What interests me about typewriters is not the nostalgia factor but the way it – and other technologies – have changed the way we write. Typewriters certainly made writing easier – the speed of fingers on keys is much closer to that of racing thought than handwriting (clear handwriting, anyway).
Were they an advance in terms of composition, however? Today, when I write an article on my Mac, I can rearrange its structure at will, move sentences, paragraphs, words in a moment. Second thoughts can obliterate first thoughts. My spelling – previously bee-worthy, now disabled by the phonetics of shorthand – does not need to be good, and autocorrect can catch errors before I even know I’ve made them. Does this make us more careless? Typewriters, being dumb machines (opposed to our ‘smart’ computers), do not allow such rejigging.
Manuscripts, too, are much closer to typewriters in their inflexibility: most changes must wait for the next draft. (Picture: Raymond Carver at his typewriter.)
The advantage of flexibility that computers give, however, gives a false impression of the creative process, even as it makes it slicker. One of the reasons universities and libraries are always trying to get hold of writers’ archives is not just for the unpublished material, but for the hand-written addenda and corrigenda and notes that manuscripts have. Did Evelyn Waugh want to replace this word with that? Was Virginia Woolf originally intending to have Mrs Dalloway buy the roses herself?
The process of handwriting, then hand-editing, work, with scratchings-out and addings-in, is much more revealing of the thought process of the writer than seeing an electronically-edited version. We still get markings on drafts, but many revisions have already been dealt with. Thanks to computers, a printed page of text is now a blank slate.

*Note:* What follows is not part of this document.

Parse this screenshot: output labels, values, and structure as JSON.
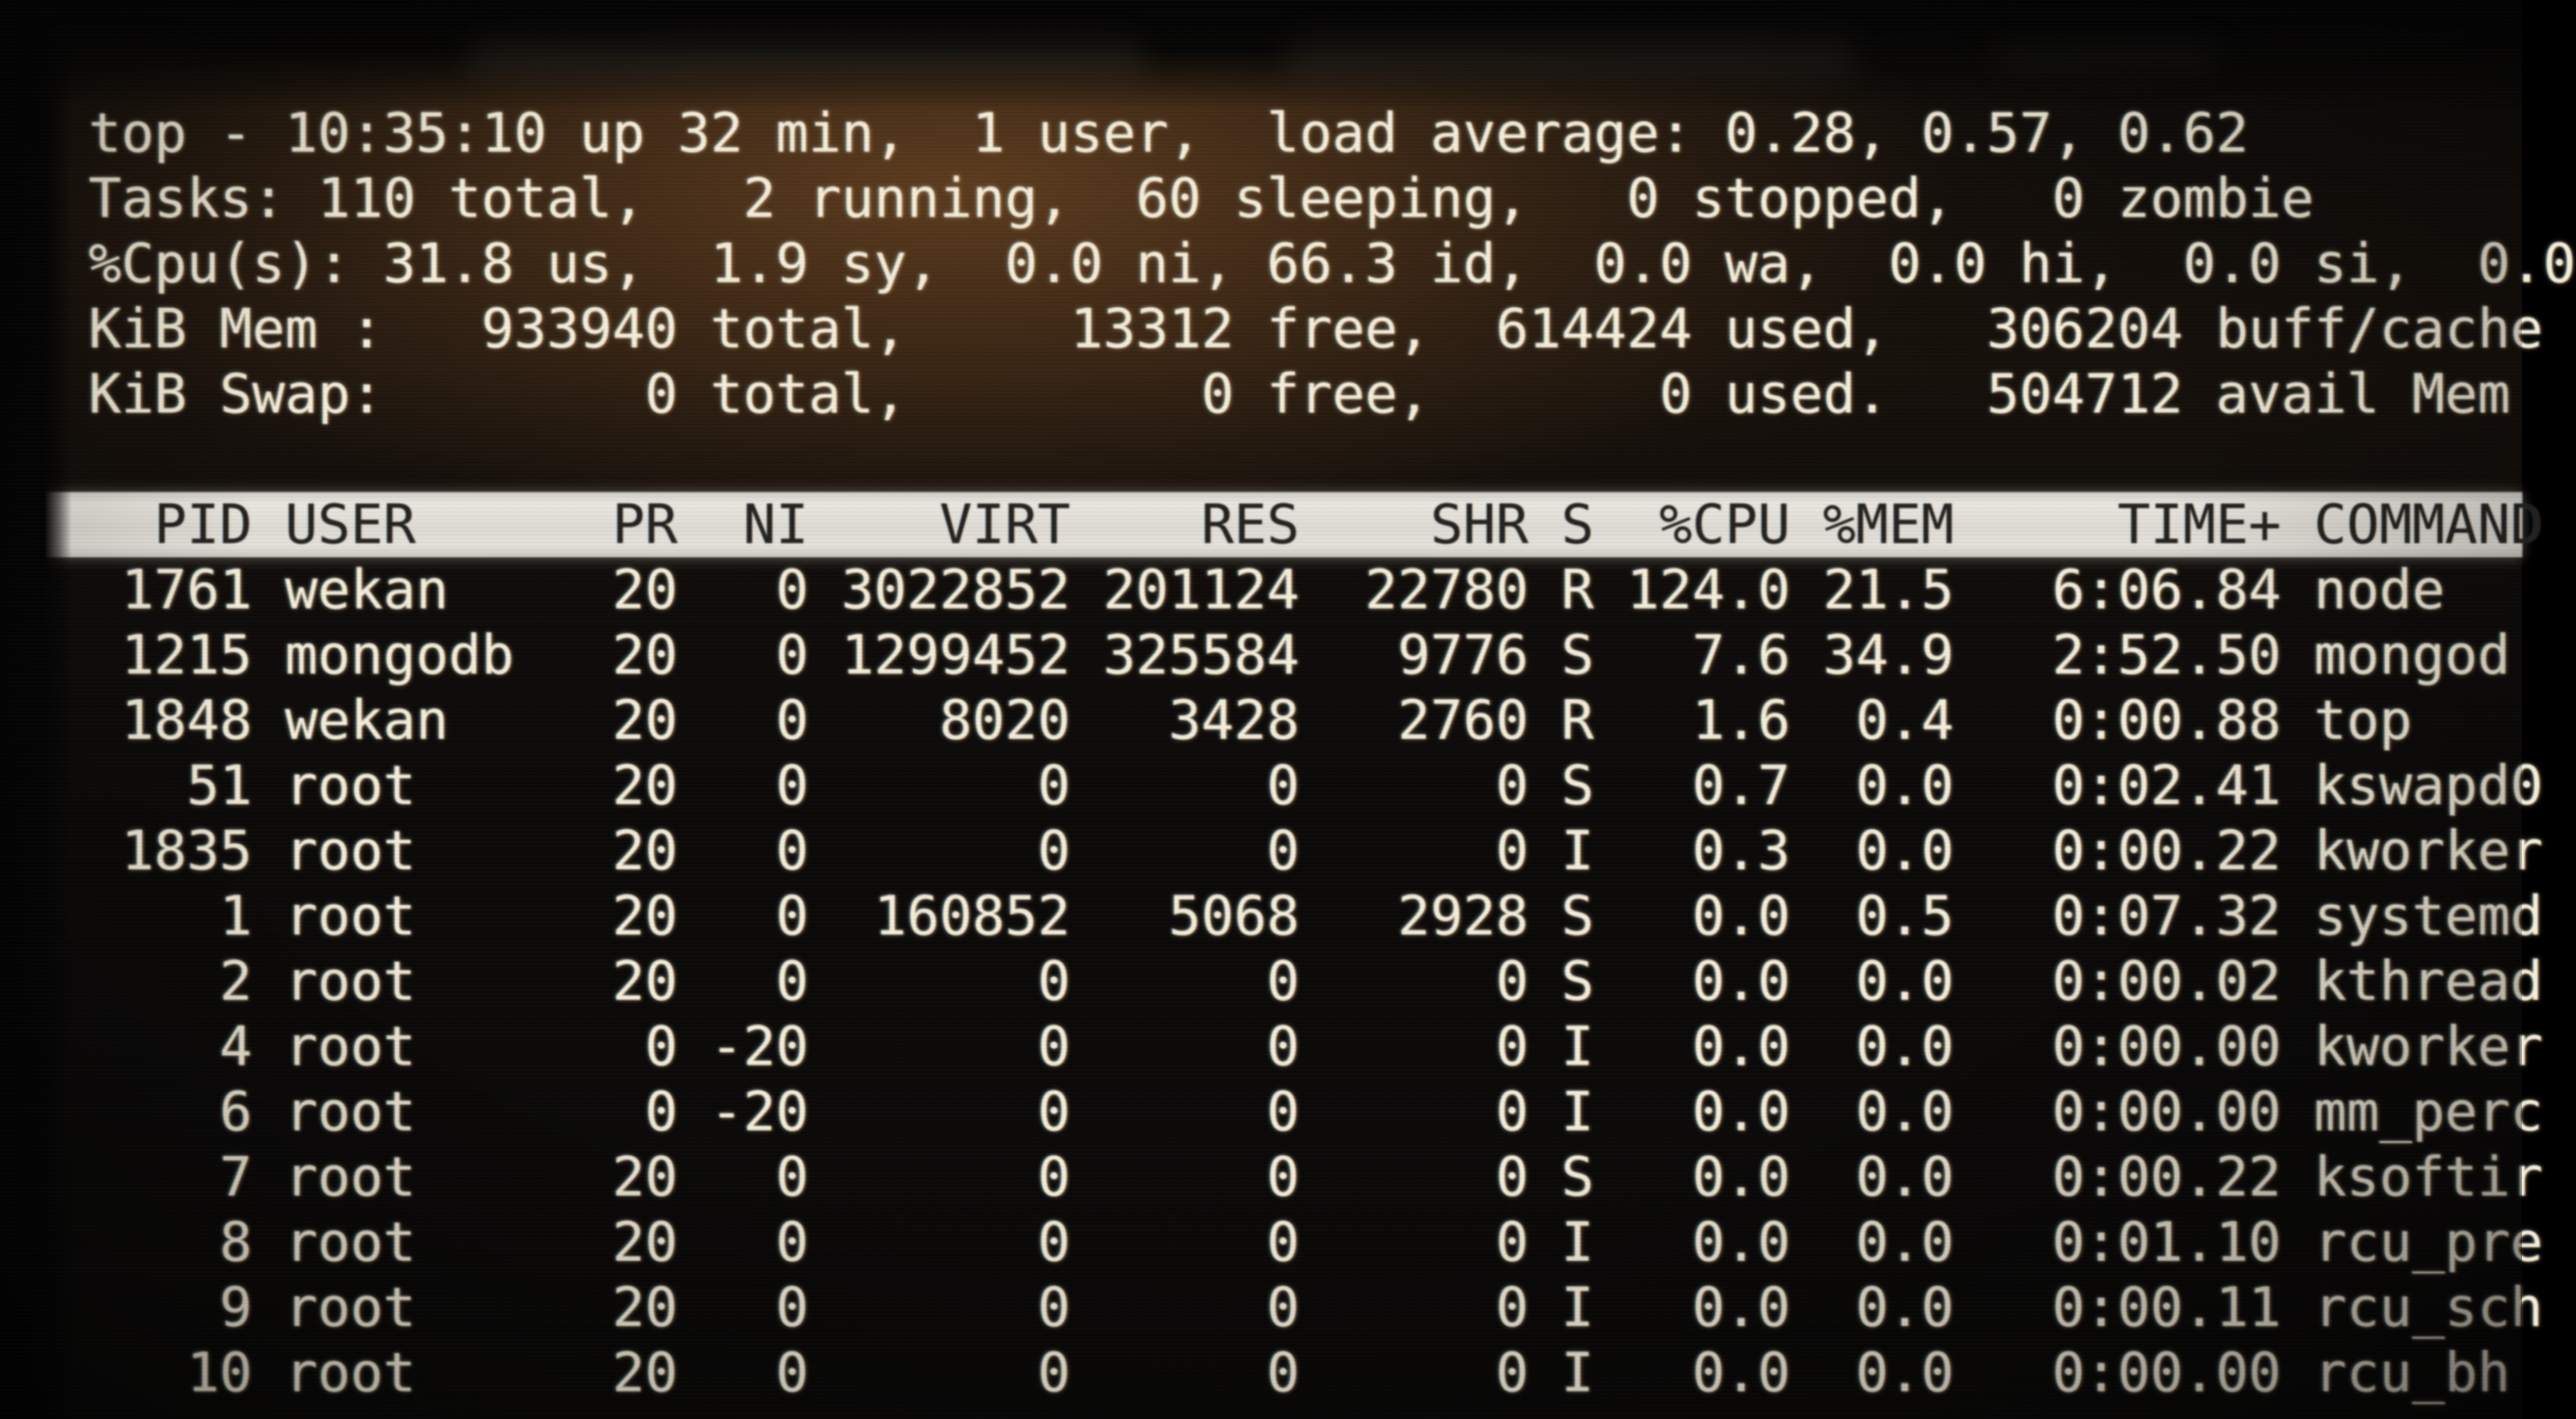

I am reading a new biography of Tolstoy for the Spear’s Book Awards, and while bashing out War and Peace on a typewriter or a computer would be some achievement, to have handwritten it – six thousand manuscript pages, according to the biog – is astonishing. Even for a slim novel, handwriting is a labour. Is the time-consuming process worth it? Presumably we wouldn’t put pen to paper until we’d thought a little more. And think, if you so choose, of posterity.
The typewriter might not be dead, but most of the benefits of its inflexibility are.